The 3 months correlation between Avista and Utilities is 0.73. Overlapping area represents the amount of risk that can be diversified away by holding Avista and Utilities Fund Class in the same portfolio, assuming nothing else is changed. The correlation between historical prices or returns on Utilities Fund Class and Avista is a relative statistical measure of the degree to which these equity instruments tend to move together. The correlation coefficient measures the extent to which returns on Avista are associated (or correlated) with Utilities Fund. Values of the correlation coefficient range from -1 to +1, where. The correlation of zero (0) is possible when the price movement of Utilities Fund Class has no effect on the direction of Avista i.e., Avista and Utilities Fund go up and down completely randomly.

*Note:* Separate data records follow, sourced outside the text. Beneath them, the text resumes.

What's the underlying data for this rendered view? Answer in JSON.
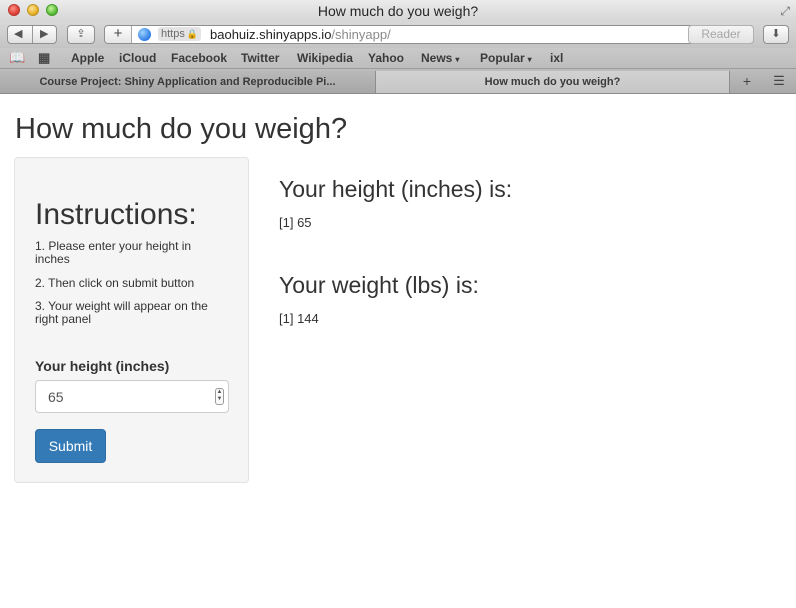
{
  "window": {
    "title": "How much do you weigh?"
  },
  "toolbar": {
    "back_icon": "◀",
    "forward_icon": "▶",
    "share_icon": "⇪",
    "add_icon": "+",
    "https_label": "https",
    "url_domain": "baohuiz.shinyapps.io",
    "url_path": "/shinyapp/",
    "reload_icon": "↻",
    "reader_label": "Reader",
    "download_icon": "⬇"
  },
  "bookmarks": {
    "items": [
      "Apple",
      "iCloud",
      "Facebook",
      "Twitter",
      "Wikipedia",
      "Yahoo",
      "News",
      "Popular",
      "ixl"
    ],
    "caret": "▾"
  },
  "tabs": {
    "items": [
      {
        "label": "Course Project: Shiny Application and Reproducible Pi..."
      },
      {
        "label": "How much do you weigh?"
      }
    ],
    "new_tab_icon": "+",
    "tab_view_icon": "☰"
  },
  "app": {
    "title": "How much do you weigh?",
    "sidebar": {
      "heading": "Instructions:",
      "steps": [
        "1. Please enter your height in inches",
        "2. Then click on submit button",
        "3. Your weight will appear on the right panel"
      ],
      "input_label": "Your height (inches)",
      "input_value": "65",
      "submit_label": "Submit"
    },
    "main": {
      "height_heading": "Your height (inches) is:",
      "height_output": "[1] 65",
      "weight_heading": "Your weight (lbs) is:",
      "weight_output": "[1] 144"
    }
  },
  "colors": {
    "submit_bg": "#337ab7",
    "sidebar_bg": "#f5f5f5"
  }
}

Pair Corralation between Avista and Utilities Fund

Considering the 90-day investment horizon Avista is expected to under-perform the Utilities Fund. In addition to that, Avista is 1.32 times more volatile than Utilities Fund Class. It trades about -0.01 of its total potential returns per unit of risk. Utilities Fund Class is currently generating about 0.03 per unit of volatility. If you would invest  4,619  in Utilities Fund Class on September 17, 2024 and sell it today you would earn a total of  528.00  from holding Utilities Fund Class or generate 11.43% return on investment over 90 days.
Time Period3 Months [change]
DirectionMoves Together 
StrengthSignificant
Accuracy99.8%
ValuesDaily Returns

Avista  vs.  Utilities Fund Class

 Performance 
       Timeline  
Avista 

Risk-Adjusted Performance

0 of 100

 
Weak
 
Strong
Very Weak
Over the last 90 days Avista has generated negative risk-adjusted returns adding no value to investors with long positions. Despite somewhat strong basic indicators, Avista is not utilizing all of its potentials. The latest stock price disturbance, may contribute to short-term losses for the investors.
Utilities Fund Class 

Risk-Adjusted Performance

0 of 100

 
Weak
 
Strong
Very Weak
Over the last 90 days Utilities Fund Class has generated negative risk-adjusted returns adding no value to fund investors. In spite of fairly strong basic indicators, Utilities Fund is not utilizing all of its potentials. The latest stock price disturbance, may contribute to short-term losses for the investors.

Avista and Utilities Fund Volatility Contrast

   Predicted Return Density   
       Returns  

Pair Trading with Avista and Utilities Fund

The main advantage of trading using opposite Avista and Utilities Fund positions is that it hedges away some unsystematic risk. Because of two separate transactions, even if Avista position performs unexpectedly, Utilities Fund can make up some of the losses. Pair trading also minimizes risk from directional movements in the market. For example, if an entire industry or sector drops because of unexpected headlines, the short position in Utilities Fund will offset losses from the drop in Utilities Fund's long position.
The idea behind Avista and Utilities Fund Class pairs trading is to make the combined position market-neutral, meaning the overall market's direction will not affect its win or loss (or potential downside or upside). This can be achieved by designing a pairs trade with two highly correlated stocks or equities that operate in a similar space or sector, making it possible to obtain profits through simple and relatively low-risk investment.
Check out your portfolio center.
Note that this page's information should be used as a complementary analysis to find the right mix of equity instruments to add to your existing portfolios or create a brand new portfolio. You can also try the Bollinger Bands module to use Bollinger Bands indicator to analyze target price for a given investing horizon.